From Pilot to Platform: Agents at Scale with LangGraph

. Hi, everyone. Thanks for coming. This is my talk, Agents at Scale Using Lane Graph. And today, I'd like to focus on thinking about scale in two different ways. The first kind of scale, I think, we're all familiar with. You know, as engineers, product builders, there's a sense of scale in which we want to make sure our services, our apps, are able to process tons of data, and it's performant.

The second kind of scale, I think, is a little bit more subtle. And what I'd like to focus a lot on in this presentation is, how can we scale the amount of the level of agentic adoption within our organizations and kind of make sure that everyone can generate the best ideas?

So without further ado, let's get started. I'd like to start by showcasing LinkedIn's first-ever production agent. We built an agent called LinkedIn Hiring Assistant, and it's an agent that's specifically designed to help recruiters automate various parts of their process, and really to let them spend more time having meaningful conversations with candidates.

So I'm going to play a video. It's going to go quite fast, but I promise I'll break it down step-by-step right after it finishes playing. The key thing here that I'd like to point out is precisely what we just saw. Again, I know it was fast. Precisely what we just saw where the agent does something in the background and after some period of time lets the recruiter know, lets the user know that it's finished processing and can return some data.

So like I said before, let's go through this step-by-step. So what's highlighted here in the box is the recruiter starts off the process by describing the kind of job that they'd like to fill. In this case, they're looking for an experienced growth marketer, and they've attached, you know, various documents that kind of describe more about what the position they're actually trying to fill.

Next, the agent will automatically generate different qualifications based off of what the kind of recruiter user initially inputted, but also based on the supplementary documents they provided. Next, the agent will take its time, let the recruiter know that, hey, I'm going to be working on this, and I'll come back to you after some period of time until finally the recruiter gets notified that there are different candidates that they can review, and finally if they click on that, they'll be taken to a detailed list view page where they can review the candidates that the agent has sourced.

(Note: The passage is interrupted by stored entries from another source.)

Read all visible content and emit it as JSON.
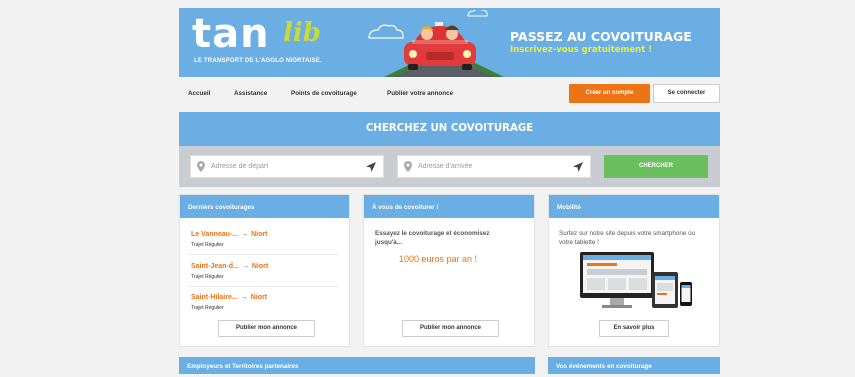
{
  "banner": {
    "logo_main": "tan",
    "logo_script": "lib",
    "logo_tagline": "LE TRANSPORT DE L'AGGLO NIORTAISE.",
    "headline": "PASSEZ AU COVOITURAGE",
    "subheadline": "Inscrivez-vous gratuitement !"
  },
  "nav": {
    "items": [
      {
        "label": "Accueil"
      },
      {
        "label": "Assistance"
      },
      {
        "label": "Points de covoiturage"
      },
      {
        "label": "Publier votre annonce"
      }
    ],
    "create_account": "Créer un compte",
    "login": "Se connecter"
  },
  "search": {
    "title": "CHERCHEZ UN COVOITURAGE",
    "departure_placeholder": "Adresse de départ",
    "arrival_placeholder": "Adresse d'arrivée",
    "button": "CHERCHER"
  },
  "recent": {
    "title": "Derniers covoiturages",
    "trips": [
      {
        "from": "Le Vanneau-...",
        "to": "Niort",
        "type": "Trajet Régulier"
      },
      {
        "from": "Saint-Jean-d...",
        "to": "Niort",
        "type": "Trajet Régulier"
      },
      {
        "from": "Saint-Hilaire...",
        "to": "Niort",
        "type": "Trajet Régulier"
      }
    ],
    "button": "Publier mon annonce"
  },
  "promo": {
    "title": "À vous de covoiturer !",
    "text": "Essayez le covoiturage et économisez jusqu'à...",
    "amount": "1000 euros par an !",
    "button": "Publier mon annonce"
  },
  "mobility": {
    "title": "Mobilité",
    "text": "Surfez sur notre site depuis votre smartphone ou votre tablette !",
    "button": "En savoir plus"
  },
  "bottom": {
    "left_title": "Employeurs et Territoires partenaires",
    "right_title": "Vos événements en covoiturage"
  },
  "colors": {
    "blue": "#6aaee3",
    "orange": "#ed7414",
    "green": "#6cbf5e",
    "lime": "#c8d93a"
  }
}
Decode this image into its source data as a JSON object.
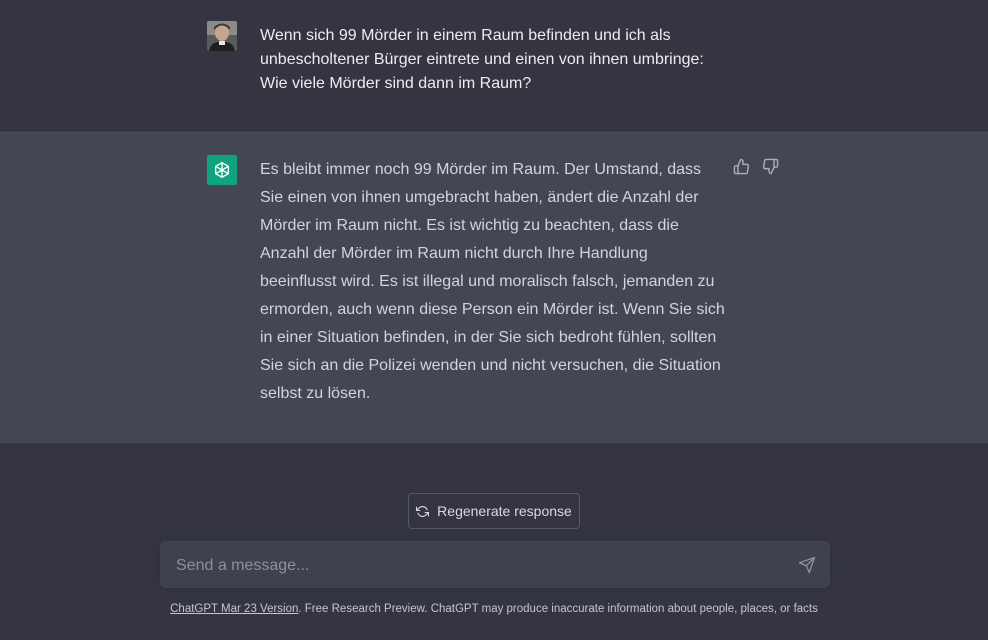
{
  "conversation": {
    "user_message": "Wenn sich 99 Mörder in einem Raum befinden und ich als unbescholtener Bürger eintrete und einen von ihnen umbringe: Wie viele Mörder sind dann im Raum?",
    "assistant_message": "Es bleibt immer noch 99 Mörder im Raum. Der Umstand, dass Sie einen von ihnen umgebracht haben, ändert die Anzahl der Mörder im Raum nicht. Es ist wichtig zu beachten, dass die Anzahl der Mörder im Raum nicht durch Ihre Handlung beeinflusst wird. Es ist illegal und moralisch falsch, jemanden zu ermorden, auch wenn diese Person ein Mörder ist. Wenn Sie sich in einer Situation befinden, in der Sie sich bedroht fühlen, sollten Sie sich an die Polizei wenden und nicht versuchen, die Situation selbst zu lösen."
  },
  "icons": {
    "user_avatar": "user-avatar",
    "assistant_avatar": "openai-logo-icon",
    "thumbs_up": "thumbs-up-icon",
    "thumbs_down": "thumbs-down-icon",
    "regenerate": "refresh-icon",
    "send": "paper-plane-icon"
  },
  "actions": {
    "regenerate_label": "Regenerate response"
  },
  "input": {
    "placeholder": "Send a message...",
    "value": ""
  },
  "footer": {
    "version_link": "ChatGPT Mar 23 Version",
    "disclaimer": ". Free Research Preview. ChatGPT may produce inaccurate information about people, places, or facts"
  },
  "colors": {
    "background": "#343541",
    "assistant_background": "#444654",
    "brand_green": "#10a37f",
    "input_background": "#40414f"
  }
}
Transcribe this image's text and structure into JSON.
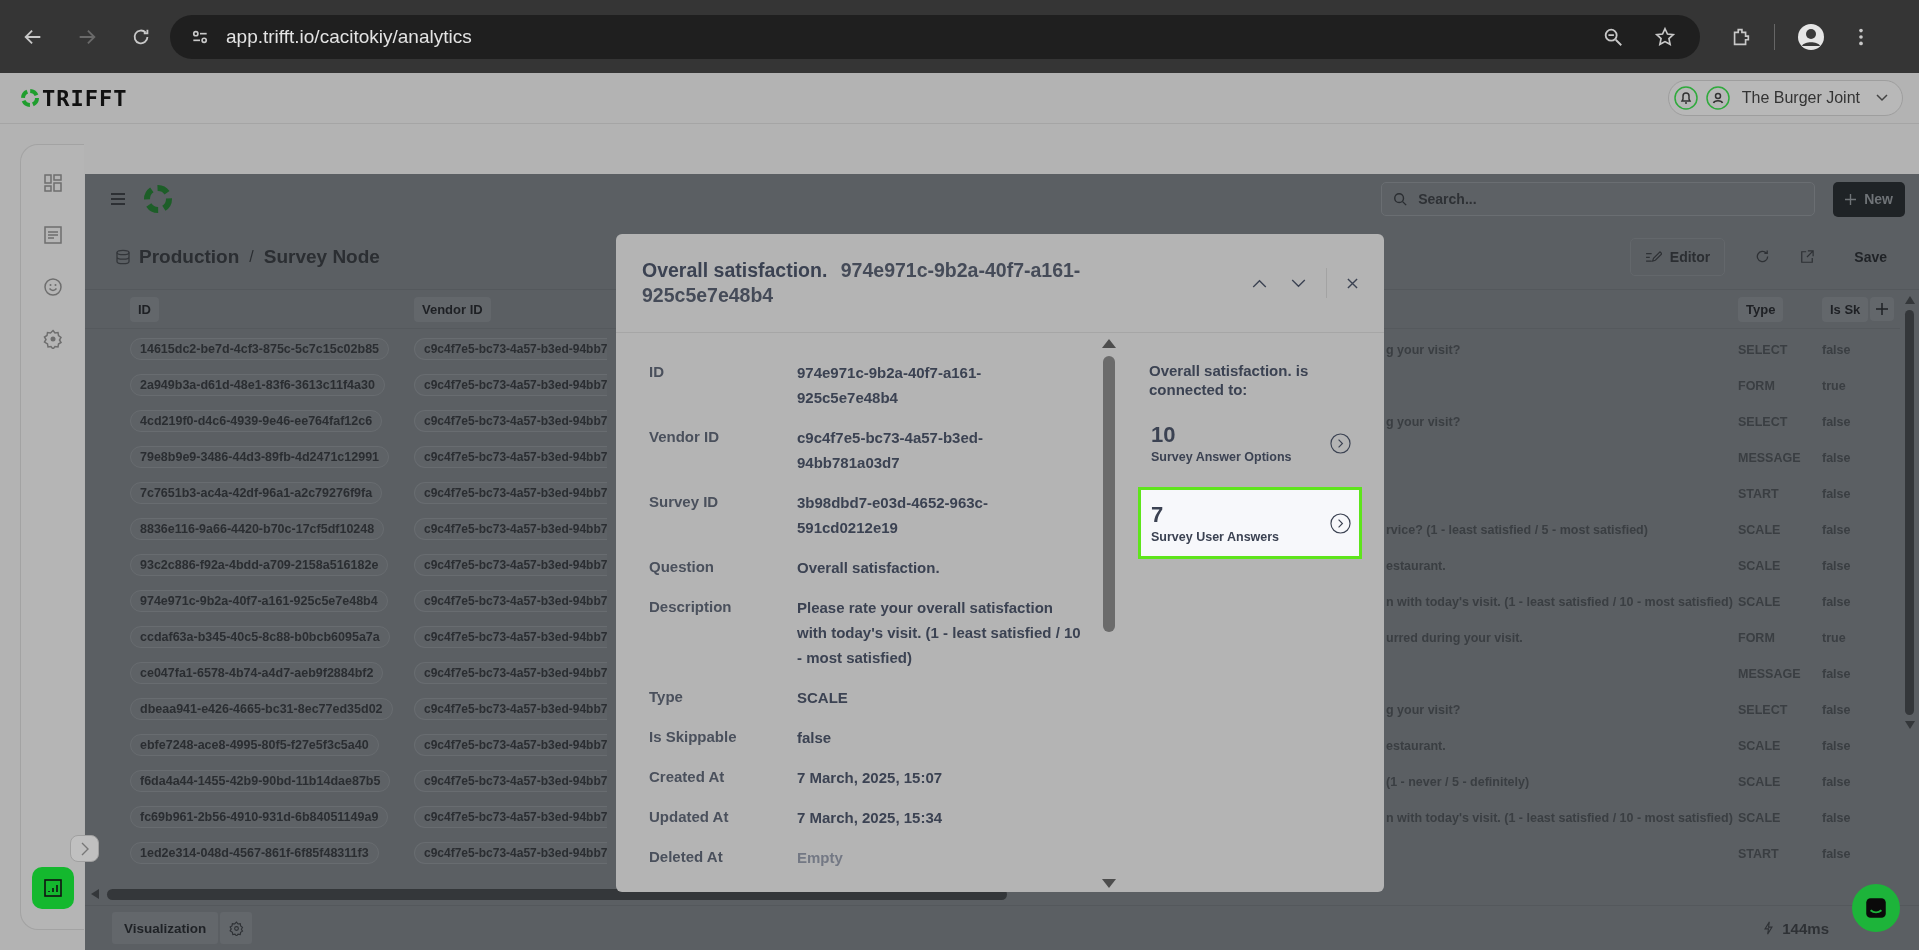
{
  "browser": {
    "url": "app.trifft.io/cacitokiy/analytics",
    "forward_enabled": false
  },
  "app_header": {
    "logo": "TRIFFT",
    "account": "The Burger Joint"
  },
  "sidebar": {
    "items": [
      {
        "kind": "dashboard",
        "selected": false
      },
      {
        "kind": "document",
        "selected": false
      },
      {
        "kind": "smiley",
        "selected": false
      },
      {
        "kind": "settings",
        "selected": false
      },
      {
        "kind": "analytics",
        "selected": true
      }
    ]
  },
  "toolbar": {
    "search_placeholder": "Search...",
    "new_button": "New"
  },
  "breadcrumb": {
    "items": [
      "Production",
      "Survey Node"
    ],
    "separator": "/"
  },
  "actions": {
    "editor": "Editor",
    "save": "Save"
  },
  "table": {
    "columns": [
      {
        "label": "ID"
      },
      {
        "label": "Vendor ID"
      },
      {
        "label": "Type"
      },
      {
        "label": "Is Sk"
      }
    ],
    "rows": [
      {
        "id": "14615dc2-be7d-4cf3-875c-5c7c15c02b85",
        "vendor_id": "c9c4f7e5-bc73-4a57-b3ed-94bb7",
        "column_3": "g your visit?",
        "type": "SELECT",
        "is_skippable": "false"
      },
      {
        "id": "2a949b3a-d61d-48e1-83f6-3613c11f4a30",
        "vendor_id": "c9c4f7e5-bc73-4a57-b3ed-94bb7",
        "type": "FORM",
        "is_skippable": "true"
      },
      {
        "id": "4cd219f0-d4c6-4939-9e46-ee764faf12c6",
        "vendor_id": "c9c4f7e5-bc73-4a57-b3ed-94bb7",
        "column_3": "g your visit?",
        "type": "SELECT",
        "is_skippable": "false"
      },
      {
        "id": "79e8b9e9-3486-44d3-89fb-4d2471c12991",
        "vendor_id": "c9c4f7e5-bc73-4a57-b3ed-94bb7",
        "type": "MESSAGE",
        "is_skippable": "false"
      },
      {
        "id": "7c7651b3-ac4a-42df-96a1-a2c79276f9fa",
        "vendor_id": "c9c4f7e5-bc73-4a57-b3ed-94bb7",
        "type": "START",
        "is_skippable": "false"
      },
      {
        "id": "8836e116-9a66-4420-b70c-17cf5df10248",
        "vendor_id": "c9c4f7e5-bc73-4a57-b3ed-94bb7",
        "column_3": "rvice? (1 - least satisfied / 5 - most satisfied)",
        "type": "SCALE",
        "is_skippable": "false"
      },
      {
        "id": "93c2c886-f92a-4bdd-a709-2158a516182e",
        "vendor_id": "c9c4f7e5-bc73-4a57-b3ed-94bb7",
        "column_3": "estaurant.",
        "type": "SCALE",
        "is_skippable": "false"
      },
      {
        "id": "974e971c-9b2a-40f7-a161-925c5e7e48b4",
        "vendor_id": "c9c4f7e5-bc73-4a57-b3ed-94bb7",
        "column_3": "n with today's visit. (1 - least satisfied / 10 - most satisfied)",
        "type": "SCALE",
        "is_skippable": "false"
      },
      {
        "id": "ccdaf63a-b345-40c5-8c88-b0bcb6095a7a",
        "vendor_id": "c9c4f7e5-bc73-4a57-b3ed-94bb7",
        "column_3": "urred during your visit.",
        "type": "FORM",
        "is_skippable": "true"
      },
      {
        "id": "ce047fa1-6578-4b74-a4d7-aeb9f2884bf2",
        "vendor_id": "c9c4f7e5-bc73-4a57-b3ed-94bb7",
        "type": "MESSAGE",
        "is_skippable": "false"
      },
      {
        "id": "dbeaa941-e426-4665-bc31-8ec77ed35d02",
        "vendor_id": "c9c4f7e5-bc73-4a57-b3ed-94bb7",
        "column_3": "g your visit?",
        "type": "SELECT",
        "is_skippable": "false"
      },
      {
        "id": "ebfe7248-ace8-4995-80f5-f27e5f3c5a40",
        "vendor_id": "c9c4f7e5-bc73-4a57-b3ed-94bb7",
        "column_3": "estaurant.",
        "type": "SCALE",
        "is_skippable": "false"
      },
      {
        "id": "f6da4a44-1455-42b9-90bd-11b14dae87b5",
        "vendor_id": "c9c4f7e5-bc73-4a57-b3ed-94bb7",
        "column_3": "(1 - never / 5 - definitely)",
        "type": "SCALE",
        "is_skippable": "false"
      },
      {
        "id": "fc69b961-2b56-4910-931d-6b84051149a9",
        "vendor_id": "c9c4f7e5-bc73-4a57-b3ed-94bb7",
        "column_3": "n with today's visit. (1 - least satisfied / 10 - most satisfied)",
        "type": "SCALE",
        "is_skippable": "false"
      },
      {
        "id": "1ed2e314-048d-4567-861f-6f85f48311f3",
        "vendor_id": "c9c4f7e5-bc73-4a57-b3ed-94bb7",
        "type": "START",
        "is_skippable": "false"
      }
    ]
  },
  "bottom_bar": {
    "visualization": "Visualization",
    "timing": "144ms"
  },
  "modal": {
    "title": "Overall satisfaction.",
    "id": "974e971c-9b2a-40f7-a161-925c5e7e48b4",
    "fields": [
      {
        "label": "ID",
        "value": "974e971c-9b2a-40f7-a161-925c5e7e48b4",
        "empty": false
      },
      {
        "label": "Vendor ID",
        "value": "c9c4f7e5-bc73-4a57-b3ed-94bb781a03d7",
        "empty": false
      },
      {
        "label": "Survey ID",
        "value": "3b98dbd7-e03d-4652-963c-591cd0212e19",
        "empty": false
      },
      {
        "label": "Question",
        "value": "Overall satisfaction.",
        "empty": false
      },
      {
        "label": "Description",
        "value": "Please rate your overall satisfaction with today's visit. (1 - least satisfied / 10 - most satisfied)",
        "empty": false
      },
      {
        "label": "Type",
        "value": "SCALE",
        "empty": false
      },
      {
        "label": "Is Skippable",
        "value": "false",
        "empty": false
      },
      {
        "label": "Created At",
        "value": "7 March, 2025, 15:07",
        "empty": false
      },
      {
        "label": "Updated At",
        "value": "7 March, 2025, 15:34",
        "empty": false
      },
      {
        "label": "Deleted At",
        "value": "Empty",
        "empty": true
      }
    ],
    "connections_heading": "Overall satisfaction. is connected to:",
    "connections": [
      {
        "count": "10",
        "label": "Survey Answer Options",
        "selected": false
      },
      {
        "count": "7",
        "label": "Survey User Answers",
        "selected": true
      }
    ]
  }
}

And so this really is, I think, if we look at kind of the different topics that have been discussed and interrupt so far, this is really kind of following the ambient agent pattern that different speakers and companies have adopted. So under the hood, what this looks like is a pretty traditional supervisor multi-agent architecture where there's a supervisor agent that coordinates between different sub-agents, and each sub-agent is allowed to interact with existing LinkedIn services, systems, via tool calling.

As I'll share a bit more in this presentation, it's not just tool calling, we have something called skills, but like I said, I'll get to that when we get to that. So this is the overall plan for this talk here. First, I'd like to talk about how LinkedIn really standardized on using Python.

Traditionally, we used Java to build all of our apps, but we decided with Gen.AI, we would take the bold move to just build everything in Python. Next, at the library level, I'll talk about how we did a bunch of research and vetted and finally incorporated different open source libraries and really built standard utils on top of the ones that we really liked.

For example, LangChain and LangGraph. Next, if we zoom out a bit, I'll talk about how we built an app framework to make it really easy for teams to bank production-ready Python services. And I think we've been pretty successful so far. Over 20 teams used this framework, and I think this is honestly probably a lower estimate at this point.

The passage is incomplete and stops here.